SARS-CoV-2スパイク糖タンパク質のS1セグメントがフリンによって切断され、循環に放出される方法についてはすでに説明しました。受容体結合ドメイン(RBD)を介してACE2受容体に結合し、その機能を阻害します。ACE2はAng IIを分解するため、ACE2を無効にするとAng IIの過剰発現に直接つながり、心血管疾患のリスクがさらに高まります。AngII誘発血管収縮は、冠動脈閉塞が存在しない場合でも、永久心筋損傷を誘発する独立したメカニズムです。Ang IIによる心臓動脈の突然の収縮の繰り返しのエピソードは、最終的に心不全または突然死につながる可能性があります(Gavras and Gavras、2002)。COVID-19ワクチン接種の致命的な症例が記載されています(Choi et al.、2021; Verma et al.、2021)。

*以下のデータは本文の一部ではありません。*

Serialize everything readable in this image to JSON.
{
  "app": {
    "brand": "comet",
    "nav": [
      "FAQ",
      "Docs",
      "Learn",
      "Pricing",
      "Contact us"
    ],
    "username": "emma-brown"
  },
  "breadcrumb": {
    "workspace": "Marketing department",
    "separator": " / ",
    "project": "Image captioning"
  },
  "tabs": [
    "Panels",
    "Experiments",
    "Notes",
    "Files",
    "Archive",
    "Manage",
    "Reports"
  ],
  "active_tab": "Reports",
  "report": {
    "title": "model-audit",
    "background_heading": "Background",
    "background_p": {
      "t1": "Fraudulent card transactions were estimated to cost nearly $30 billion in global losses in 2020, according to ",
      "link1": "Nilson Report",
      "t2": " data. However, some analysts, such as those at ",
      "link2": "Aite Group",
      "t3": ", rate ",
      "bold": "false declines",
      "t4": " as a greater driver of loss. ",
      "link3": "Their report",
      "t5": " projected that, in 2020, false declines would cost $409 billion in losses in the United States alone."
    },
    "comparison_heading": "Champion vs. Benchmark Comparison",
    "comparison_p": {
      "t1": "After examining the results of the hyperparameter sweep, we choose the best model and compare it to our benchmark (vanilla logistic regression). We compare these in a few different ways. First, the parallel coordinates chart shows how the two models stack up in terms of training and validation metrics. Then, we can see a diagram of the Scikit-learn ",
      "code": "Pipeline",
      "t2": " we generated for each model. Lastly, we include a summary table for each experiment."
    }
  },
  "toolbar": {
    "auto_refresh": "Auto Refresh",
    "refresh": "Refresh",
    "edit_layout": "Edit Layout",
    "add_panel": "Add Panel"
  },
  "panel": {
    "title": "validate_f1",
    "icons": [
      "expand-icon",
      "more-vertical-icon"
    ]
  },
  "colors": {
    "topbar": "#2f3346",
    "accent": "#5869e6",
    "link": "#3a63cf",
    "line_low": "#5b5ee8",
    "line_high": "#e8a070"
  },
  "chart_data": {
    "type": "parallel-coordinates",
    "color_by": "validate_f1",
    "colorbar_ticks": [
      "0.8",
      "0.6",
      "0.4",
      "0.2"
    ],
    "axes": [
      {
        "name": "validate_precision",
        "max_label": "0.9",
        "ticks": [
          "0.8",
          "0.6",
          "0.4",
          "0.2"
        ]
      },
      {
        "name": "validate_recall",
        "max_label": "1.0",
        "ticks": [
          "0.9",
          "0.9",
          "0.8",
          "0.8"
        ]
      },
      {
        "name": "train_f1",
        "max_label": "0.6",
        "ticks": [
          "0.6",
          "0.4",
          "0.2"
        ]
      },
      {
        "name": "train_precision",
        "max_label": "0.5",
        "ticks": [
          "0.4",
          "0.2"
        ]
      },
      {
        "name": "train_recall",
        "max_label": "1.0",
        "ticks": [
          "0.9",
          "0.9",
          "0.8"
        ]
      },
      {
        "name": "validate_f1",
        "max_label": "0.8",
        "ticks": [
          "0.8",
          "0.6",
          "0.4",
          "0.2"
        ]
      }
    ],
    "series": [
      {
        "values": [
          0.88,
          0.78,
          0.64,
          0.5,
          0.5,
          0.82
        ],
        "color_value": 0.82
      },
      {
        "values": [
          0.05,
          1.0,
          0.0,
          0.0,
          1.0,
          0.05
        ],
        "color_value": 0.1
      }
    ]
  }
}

ACE2の抑制は、元のSARS-CoVウイルスに関する研究ですでに見られました。SARS-CoVに屈した患者を対象とした剖検研究では、ACE2阻害が心臓損傷を促進する上で重要な役割があることが明らかになりました。SARS-CoVウイルスRNAは、死亡した患者から採取した20人の検死したヒト心臓サンプルの35%で検出されました。心臓がSARS-CoVに感染した患者では、心筋損傷に関連するマクロファージ浸潤が著しく増加しました。重要なことに、心臓にSARS-CoVが存在することは、ACE2タンパク質発現の著しい減少と関連していた(Oudit et al.、2009)。